In my pipeline, I use an op to send weather forecast updates to Discord:
@dg.op
def hourly_forecast_to_discord(
context: OpExecutionContext,
config: DiscordWebhook,
) -> None:
"""Send hourly weather forecast to a Discord channel via webhook."""
city_code = "PHIL"
forecast_date = date.today()
# Read from staged S3 table
table_path = staged_path / "hourly_forecast_table.parquet"
df = pl.read_parquet(table_path.uri)
# Filter for specific city and date
df = df.filter(
(pl.col("city_code") == city_code) &
(pl.col("time").dt.date() == forecast_date)
).sort("time")
# Build Discord message with forecast data
# ... format the message ...
# Send to Discord webhook
payload = {"content": message, "username": "Weather Bot"}
with httpx.Client() as client:
response = client.post(config.url, json=payload)
response.raise_for_status()
This op doesn't produce a data asset - it's a side effect (sending a notification). Ops are wrapped in jobs:
@dg.job(
config=dg.RunConfig(
ops={"hourly_forecast_to_discord": DiscordWebhook(url=dg.EnvVar("DISCORD_WEBHOOK_URL"))}
)
)
def hourly_forecast_to_discord_job() -> None:
"""Send a message to a Discord channel via webhook."""
hourly_forecast_to_discord()
I can trigger these jobs manually in the UI or I can attach them to events like down below:
@dg.asset_sensor(
asset_key=dg.AssetKey(["staged", "hourly_forecast_table"]),
job=hourly_forecast_to_discord_job,
default_status=dg.DefaultSensorStatus.RUNNING,
)
def hourly_forecast_to_discord_sensor(context: dg.SensorEvaluationContext):
"""Sensor to trigger Discord report when hourly forecast table is updated."""
return dg.RunRequest(run_key=context.cursor)

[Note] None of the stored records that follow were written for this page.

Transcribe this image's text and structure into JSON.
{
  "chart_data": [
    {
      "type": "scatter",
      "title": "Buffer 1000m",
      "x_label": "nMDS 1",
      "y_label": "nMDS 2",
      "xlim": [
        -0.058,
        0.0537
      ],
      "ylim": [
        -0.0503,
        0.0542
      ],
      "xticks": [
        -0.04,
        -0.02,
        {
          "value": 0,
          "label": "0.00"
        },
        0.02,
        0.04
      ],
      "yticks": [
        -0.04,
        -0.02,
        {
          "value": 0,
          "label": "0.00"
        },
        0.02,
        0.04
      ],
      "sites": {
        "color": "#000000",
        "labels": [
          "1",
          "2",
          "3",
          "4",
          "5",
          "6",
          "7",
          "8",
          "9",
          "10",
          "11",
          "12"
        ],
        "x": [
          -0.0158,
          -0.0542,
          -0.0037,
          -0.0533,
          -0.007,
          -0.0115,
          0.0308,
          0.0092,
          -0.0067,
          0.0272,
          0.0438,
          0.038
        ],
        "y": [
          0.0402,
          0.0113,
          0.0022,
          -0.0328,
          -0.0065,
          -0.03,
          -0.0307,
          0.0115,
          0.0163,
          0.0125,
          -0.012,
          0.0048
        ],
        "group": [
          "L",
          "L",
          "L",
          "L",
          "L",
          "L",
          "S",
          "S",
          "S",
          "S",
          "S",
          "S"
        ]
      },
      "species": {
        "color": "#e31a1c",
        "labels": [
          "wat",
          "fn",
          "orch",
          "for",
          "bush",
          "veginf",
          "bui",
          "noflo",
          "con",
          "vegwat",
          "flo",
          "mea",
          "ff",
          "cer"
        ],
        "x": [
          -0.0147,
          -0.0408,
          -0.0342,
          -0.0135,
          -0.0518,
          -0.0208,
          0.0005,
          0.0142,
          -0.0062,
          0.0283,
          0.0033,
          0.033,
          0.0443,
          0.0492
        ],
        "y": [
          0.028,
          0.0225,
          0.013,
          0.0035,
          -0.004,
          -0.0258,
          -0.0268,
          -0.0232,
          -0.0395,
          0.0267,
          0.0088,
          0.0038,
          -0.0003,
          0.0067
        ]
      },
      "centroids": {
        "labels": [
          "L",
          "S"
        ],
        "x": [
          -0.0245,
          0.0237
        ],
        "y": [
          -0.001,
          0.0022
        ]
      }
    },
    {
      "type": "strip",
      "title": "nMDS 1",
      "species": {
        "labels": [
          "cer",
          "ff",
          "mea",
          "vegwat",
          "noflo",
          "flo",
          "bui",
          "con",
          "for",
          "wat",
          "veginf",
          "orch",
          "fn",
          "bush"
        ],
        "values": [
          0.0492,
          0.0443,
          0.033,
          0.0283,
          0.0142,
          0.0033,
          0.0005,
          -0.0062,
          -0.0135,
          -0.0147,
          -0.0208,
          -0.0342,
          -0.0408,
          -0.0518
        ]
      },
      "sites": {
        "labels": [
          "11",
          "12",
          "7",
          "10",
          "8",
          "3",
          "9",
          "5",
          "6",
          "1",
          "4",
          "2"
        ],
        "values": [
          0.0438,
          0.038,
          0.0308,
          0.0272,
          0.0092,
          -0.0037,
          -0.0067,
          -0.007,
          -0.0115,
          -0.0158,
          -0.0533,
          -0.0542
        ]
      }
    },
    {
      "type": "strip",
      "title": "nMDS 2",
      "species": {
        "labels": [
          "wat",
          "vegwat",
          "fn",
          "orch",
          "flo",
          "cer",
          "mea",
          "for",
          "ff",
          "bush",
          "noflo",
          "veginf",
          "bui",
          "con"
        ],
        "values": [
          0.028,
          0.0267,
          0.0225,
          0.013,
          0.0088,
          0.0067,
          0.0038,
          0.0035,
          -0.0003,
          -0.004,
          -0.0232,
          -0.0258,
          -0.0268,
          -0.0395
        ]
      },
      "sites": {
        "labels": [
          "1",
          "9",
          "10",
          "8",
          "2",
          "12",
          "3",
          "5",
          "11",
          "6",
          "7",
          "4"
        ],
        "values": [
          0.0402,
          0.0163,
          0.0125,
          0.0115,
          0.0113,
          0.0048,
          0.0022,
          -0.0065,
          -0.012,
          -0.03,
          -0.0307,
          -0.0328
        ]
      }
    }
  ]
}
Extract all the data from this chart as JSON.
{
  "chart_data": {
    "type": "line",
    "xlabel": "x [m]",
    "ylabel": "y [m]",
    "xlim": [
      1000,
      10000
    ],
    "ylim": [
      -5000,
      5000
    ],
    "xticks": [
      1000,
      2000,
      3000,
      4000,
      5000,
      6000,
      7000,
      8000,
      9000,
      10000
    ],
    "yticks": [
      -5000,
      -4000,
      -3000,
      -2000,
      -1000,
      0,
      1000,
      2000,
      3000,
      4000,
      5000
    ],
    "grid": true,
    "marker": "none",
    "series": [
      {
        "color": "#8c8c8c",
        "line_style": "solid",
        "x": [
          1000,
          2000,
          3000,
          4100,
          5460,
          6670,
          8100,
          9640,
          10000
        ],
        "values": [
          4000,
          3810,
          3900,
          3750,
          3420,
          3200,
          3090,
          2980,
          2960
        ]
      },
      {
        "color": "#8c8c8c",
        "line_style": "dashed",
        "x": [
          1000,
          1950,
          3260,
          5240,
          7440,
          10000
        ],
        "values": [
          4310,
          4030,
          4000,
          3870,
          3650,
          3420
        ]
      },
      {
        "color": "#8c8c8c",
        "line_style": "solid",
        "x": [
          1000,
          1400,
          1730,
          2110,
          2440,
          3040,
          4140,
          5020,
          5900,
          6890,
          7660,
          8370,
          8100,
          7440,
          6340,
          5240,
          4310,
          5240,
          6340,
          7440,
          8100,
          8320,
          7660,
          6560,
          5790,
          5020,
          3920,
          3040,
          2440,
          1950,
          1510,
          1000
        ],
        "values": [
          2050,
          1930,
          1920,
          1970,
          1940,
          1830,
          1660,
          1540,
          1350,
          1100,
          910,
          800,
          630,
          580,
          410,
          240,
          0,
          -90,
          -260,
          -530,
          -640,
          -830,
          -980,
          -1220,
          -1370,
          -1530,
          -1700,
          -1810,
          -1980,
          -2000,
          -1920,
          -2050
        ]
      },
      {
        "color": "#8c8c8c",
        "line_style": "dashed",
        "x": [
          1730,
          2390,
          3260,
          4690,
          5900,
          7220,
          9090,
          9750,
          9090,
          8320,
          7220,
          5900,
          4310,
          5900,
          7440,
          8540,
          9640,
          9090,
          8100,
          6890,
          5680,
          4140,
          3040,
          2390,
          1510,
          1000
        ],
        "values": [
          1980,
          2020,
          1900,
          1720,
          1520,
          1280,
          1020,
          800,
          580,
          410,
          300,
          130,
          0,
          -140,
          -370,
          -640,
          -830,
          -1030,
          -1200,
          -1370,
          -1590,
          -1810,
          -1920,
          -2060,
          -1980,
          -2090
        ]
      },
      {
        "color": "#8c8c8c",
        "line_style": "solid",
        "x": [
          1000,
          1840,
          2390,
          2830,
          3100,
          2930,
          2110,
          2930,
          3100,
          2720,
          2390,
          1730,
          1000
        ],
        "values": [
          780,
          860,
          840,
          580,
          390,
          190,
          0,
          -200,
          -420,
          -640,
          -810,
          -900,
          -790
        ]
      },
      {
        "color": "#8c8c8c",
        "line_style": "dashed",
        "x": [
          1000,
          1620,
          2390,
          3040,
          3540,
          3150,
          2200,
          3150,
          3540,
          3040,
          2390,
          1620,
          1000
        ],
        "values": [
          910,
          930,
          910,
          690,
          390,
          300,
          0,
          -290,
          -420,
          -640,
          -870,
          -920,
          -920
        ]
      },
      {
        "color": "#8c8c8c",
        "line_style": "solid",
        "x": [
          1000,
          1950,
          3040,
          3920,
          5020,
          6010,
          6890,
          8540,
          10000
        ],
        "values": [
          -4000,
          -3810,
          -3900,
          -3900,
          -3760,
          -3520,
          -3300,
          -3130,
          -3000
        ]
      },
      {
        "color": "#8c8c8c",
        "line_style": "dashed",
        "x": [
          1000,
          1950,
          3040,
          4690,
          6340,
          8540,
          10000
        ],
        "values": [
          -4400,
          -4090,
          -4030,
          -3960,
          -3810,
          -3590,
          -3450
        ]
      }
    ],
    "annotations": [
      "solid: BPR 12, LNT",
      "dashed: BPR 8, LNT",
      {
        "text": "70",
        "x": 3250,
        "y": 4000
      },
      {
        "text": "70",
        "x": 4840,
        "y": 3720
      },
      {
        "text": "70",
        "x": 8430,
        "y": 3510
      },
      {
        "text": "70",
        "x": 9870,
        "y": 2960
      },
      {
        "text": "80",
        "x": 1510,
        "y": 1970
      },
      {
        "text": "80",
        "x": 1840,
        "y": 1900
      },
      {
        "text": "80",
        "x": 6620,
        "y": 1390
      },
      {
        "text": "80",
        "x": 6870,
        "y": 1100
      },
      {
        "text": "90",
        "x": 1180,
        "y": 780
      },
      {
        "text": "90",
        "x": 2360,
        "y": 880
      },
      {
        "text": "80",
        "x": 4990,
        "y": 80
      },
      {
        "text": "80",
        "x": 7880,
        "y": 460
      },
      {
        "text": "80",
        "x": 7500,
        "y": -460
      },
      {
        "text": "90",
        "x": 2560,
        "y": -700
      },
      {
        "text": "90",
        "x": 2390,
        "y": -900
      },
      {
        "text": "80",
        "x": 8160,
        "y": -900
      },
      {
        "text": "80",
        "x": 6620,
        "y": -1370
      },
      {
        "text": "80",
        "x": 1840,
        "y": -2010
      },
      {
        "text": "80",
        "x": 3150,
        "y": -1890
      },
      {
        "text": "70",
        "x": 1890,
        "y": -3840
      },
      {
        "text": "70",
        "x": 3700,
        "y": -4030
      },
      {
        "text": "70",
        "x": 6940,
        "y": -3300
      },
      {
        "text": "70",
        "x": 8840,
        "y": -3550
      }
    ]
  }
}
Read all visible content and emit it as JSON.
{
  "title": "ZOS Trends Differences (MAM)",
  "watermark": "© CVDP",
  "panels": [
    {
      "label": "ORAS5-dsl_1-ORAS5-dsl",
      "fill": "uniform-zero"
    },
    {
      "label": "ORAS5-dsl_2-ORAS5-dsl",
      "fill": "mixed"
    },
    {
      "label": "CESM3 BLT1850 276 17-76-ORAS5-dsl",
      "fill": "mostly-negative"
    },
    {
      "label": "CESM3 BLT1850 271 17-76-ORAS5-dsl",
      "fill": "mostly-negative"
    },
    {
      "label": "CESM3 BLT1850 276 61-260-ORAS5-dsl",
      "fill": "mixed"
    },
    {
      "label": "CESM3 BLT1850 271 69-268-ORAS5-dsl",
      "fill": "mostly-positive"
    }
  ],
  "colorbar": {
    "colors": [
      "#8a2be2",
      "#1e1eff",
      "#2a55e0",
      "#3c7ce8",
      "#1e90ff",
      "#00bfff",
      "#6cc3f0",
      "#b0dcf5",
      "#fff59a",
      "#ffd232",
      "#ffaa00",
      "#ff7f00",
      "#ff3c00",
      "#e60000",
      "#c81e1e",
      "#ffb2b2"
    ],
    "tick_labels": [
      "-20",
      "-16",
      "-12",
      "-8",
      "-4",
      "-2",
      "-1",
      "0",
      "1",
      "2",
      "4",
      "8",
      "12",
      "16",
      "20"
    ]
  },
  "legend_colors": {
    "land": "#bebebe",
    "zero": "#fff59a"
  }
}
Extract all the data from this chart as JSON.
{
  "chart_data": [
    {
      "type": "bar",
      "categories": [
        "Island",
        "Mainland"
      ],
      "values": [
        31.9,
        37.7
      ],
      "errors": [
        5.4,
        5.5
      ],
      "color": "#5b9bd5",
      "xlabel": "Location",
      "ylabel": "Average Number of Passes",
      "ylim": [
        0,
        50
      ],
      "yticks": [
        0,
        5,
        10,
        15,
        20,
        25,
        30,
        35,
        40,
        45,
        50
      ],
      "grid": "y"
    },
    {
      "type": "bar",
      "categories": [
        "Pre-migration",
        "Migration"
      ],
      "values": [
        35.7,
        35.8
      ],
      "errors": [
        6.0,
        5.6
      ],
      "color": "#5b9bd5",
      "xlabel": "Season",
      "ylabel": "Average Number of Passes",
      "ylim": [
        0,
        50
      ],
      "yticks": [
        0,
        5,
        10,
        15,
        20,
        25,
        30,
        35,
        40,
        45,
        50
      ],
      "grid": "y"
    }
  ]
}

Sensor senses any materializations of hourly_forecast_table and triggers the job to send a Discord message. Pretty cool, huh?
Closing thoughts
There are a few other things that I didn't cover, like using env variables in your project, how definitions work, and how to deploy the pipeline. On the last part, I used Dagster Cloud to deploy, but the software is open-source so you can host it yourself locally or in the cloud. Nevertheless, check out the full project at - https://github.com/bryzy-y/weather_etl.
Overall, I found Dagster really pleasant to use - especially partitions, resources, and how observable your full pipeline is. My biggest gripe with Airflow and Prefect is that they lack observability out of the box. You can, of course, build it out yourself, but Dagster really spoils you with all of its metadata available right from the get-go. I think most of the time assets is the correct paradigm to work with. Both Prefect and Airflow also rolled out their own versions of data assets by the way. However, there will always be cases where it doesn't really fit the problem and you care more about tasks than your data artifacts. In that case, Airflow or Prefect will be a better choice.